France’s stock-market regulator, the Autorité des Marchés Financiers, and Italy’s Commissione Nazionale per le Società e la Borsa said they had viewed “progressive normalisation” in markets.
“Markets have partly reduced their losses, trading volumes and volatility have returned to levels that are still high compared to mid-February, however this reflects market participants’ uncertainties in the current context,” according to the AMF in a statement.
Last week trade groups called on the AMF and finance ministry to end the ban. They included the Alternative Investment Management Association, which has 2,000 members in over 60 countries; the FIA European Principal Traders Association; the Managed Funds Association, whose members manage over a third of global hedge fund assets; and the World Federation of Exchanges, whose members include the major trading platforms around the world.
In a letter, they said, “Market data on securities subject to the restrictions in place in Austria, Belgium, France, Greece, Italy and Spain are available and show that those securities are not collectively performing better than those in comparable jurisdictions that are not subject to restrictions; shares are more volatile than they were prior to the bans; and markets exhibit wider spreads since restrictions were put in place.”

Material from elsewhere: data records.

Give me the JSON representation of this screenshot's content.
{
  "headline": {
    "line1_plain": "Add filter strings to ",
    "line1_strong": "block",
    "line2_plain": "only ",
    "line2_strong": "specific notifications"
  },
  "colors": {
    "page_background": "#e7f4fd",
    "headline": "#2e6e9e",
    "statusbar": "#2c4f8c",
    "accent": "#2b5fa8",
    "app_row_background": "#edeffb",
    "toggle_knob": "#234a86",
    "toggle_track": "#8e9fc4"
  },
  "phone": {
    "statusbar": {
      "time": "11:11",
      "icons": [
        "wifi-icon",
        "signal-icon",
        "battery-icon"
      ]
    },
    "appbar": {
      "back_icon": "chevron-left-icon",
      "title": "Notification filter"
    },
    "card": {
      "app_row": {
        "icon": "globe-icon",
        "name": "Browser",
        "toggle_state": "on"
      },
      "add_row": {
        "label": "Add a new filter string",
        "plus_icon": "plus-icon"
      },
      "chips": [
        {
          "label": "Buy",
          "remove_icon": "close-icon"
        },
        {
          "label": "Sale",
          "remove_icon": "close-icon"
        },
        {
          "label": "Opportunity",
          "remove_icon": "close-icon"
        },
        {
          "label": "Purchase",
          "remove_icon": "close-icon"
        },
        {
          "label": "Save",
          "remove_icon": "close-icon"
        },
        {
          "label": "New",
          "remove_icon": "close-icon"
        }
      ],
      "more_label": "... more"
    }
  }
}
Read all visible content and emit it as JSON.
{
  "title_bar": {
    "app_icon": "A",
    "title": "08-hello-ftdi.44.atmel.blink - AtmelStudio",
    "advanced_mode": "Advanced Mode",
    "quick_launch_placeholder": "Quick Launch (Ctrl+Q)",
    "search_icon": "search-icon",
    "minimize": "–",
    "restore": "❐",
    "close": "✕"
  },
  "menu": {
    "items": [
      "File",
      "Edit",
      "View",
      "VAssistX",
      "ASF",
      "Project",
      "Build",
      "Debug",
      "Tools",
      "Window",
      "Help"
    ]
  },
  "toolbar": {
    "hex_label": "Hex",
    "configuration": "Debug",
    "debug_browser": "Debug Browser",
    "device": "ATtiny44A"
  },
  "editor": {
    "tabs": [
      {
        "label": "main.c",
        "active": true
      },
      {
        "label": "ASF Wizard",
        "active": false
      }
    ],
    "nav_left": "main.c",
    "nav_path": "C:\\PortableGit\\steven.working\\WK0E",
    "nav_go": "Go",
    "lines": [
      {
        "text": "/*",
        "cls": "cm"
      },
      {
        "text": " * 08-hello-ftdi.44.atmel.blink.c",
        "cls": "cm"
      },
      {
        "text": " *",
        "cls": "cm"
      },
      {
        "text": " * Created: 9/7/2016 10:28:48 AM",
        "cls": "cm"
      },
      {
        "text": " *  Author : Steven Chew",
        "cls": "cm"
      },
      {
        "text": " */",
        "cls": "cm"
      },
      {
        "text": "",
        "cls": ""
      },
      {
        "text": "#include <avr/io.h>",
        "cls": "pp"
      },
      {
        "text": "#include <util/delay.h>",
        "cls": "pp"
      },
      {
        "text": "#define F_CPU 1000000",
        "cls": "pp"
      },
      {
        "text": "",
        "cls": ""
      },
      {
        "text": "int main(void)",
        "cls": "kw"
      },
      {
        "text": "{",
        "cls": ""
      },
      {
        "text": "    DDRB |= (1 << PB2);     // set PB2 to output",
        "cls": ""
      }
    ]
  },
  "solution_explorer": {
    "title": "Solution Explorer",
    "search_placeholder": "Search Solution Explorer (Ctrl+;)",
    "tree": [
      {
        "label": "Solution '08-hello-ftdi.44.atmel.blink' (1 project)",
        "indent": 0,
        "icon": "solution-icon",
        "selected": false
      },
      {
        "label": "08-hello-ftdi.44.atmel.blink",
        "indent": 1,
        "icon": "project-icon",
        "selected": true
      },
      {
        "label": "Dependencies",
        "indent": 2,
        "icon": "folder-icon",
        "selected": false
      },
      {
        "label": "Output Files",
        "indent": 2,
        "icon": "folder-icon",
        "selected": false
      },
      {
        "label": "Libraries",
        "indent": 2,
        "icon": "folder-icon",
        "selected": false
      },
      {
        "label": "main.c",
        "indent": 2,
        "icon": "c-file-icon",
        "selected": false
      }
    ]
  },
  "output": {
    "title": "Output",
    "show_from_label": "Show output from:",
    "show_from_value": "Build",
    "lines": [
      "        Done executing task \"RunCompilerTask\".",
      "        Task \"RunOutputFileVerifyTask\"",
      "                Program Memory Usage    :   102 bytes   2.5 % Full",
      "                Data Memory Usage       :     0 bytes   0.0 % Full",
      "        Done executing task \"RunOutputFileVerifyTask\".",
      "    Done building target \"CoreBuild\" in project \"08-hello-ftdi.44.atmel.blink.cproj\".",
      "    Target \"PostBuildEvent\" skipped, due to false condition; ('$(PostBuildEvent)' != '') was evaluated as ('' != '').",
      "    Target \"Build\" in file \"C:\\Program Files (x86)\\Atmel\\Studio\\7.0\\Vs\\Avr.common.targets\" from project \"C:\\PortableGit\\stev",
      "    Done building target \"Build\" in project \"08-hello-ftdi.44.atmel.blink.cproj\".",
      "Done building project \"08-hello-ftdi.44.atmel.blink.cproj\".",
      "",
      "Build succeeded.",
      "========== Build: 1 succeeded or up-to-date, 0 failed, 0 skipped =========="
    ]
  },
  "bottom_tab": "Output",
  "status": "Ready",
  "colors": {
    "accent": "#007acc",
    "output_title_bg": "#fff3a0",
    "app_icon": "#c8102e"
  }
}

They added that, “Over the longer term, the bans risk undermining confidence in key European financial markets and hampering the goal of a Capital Markets Union, something that will be vital to European recovery from the profound economic shock caused by COVID-19.”
Volume traded in restricted shares made up 30% of the total volume traded in Europe. After the bans, this value dropped to 23%, according to the trade groups.
Analysts at Barclays said the move to lift the ban shouldn’t reintroduce volatility. They looked at the short-selling bans during the global financial crisis and found that European stocks rallied after their removal. “It seems that as long as fundamentals improve, short selling should not be an impediment to further recovery in equity markets,” they added.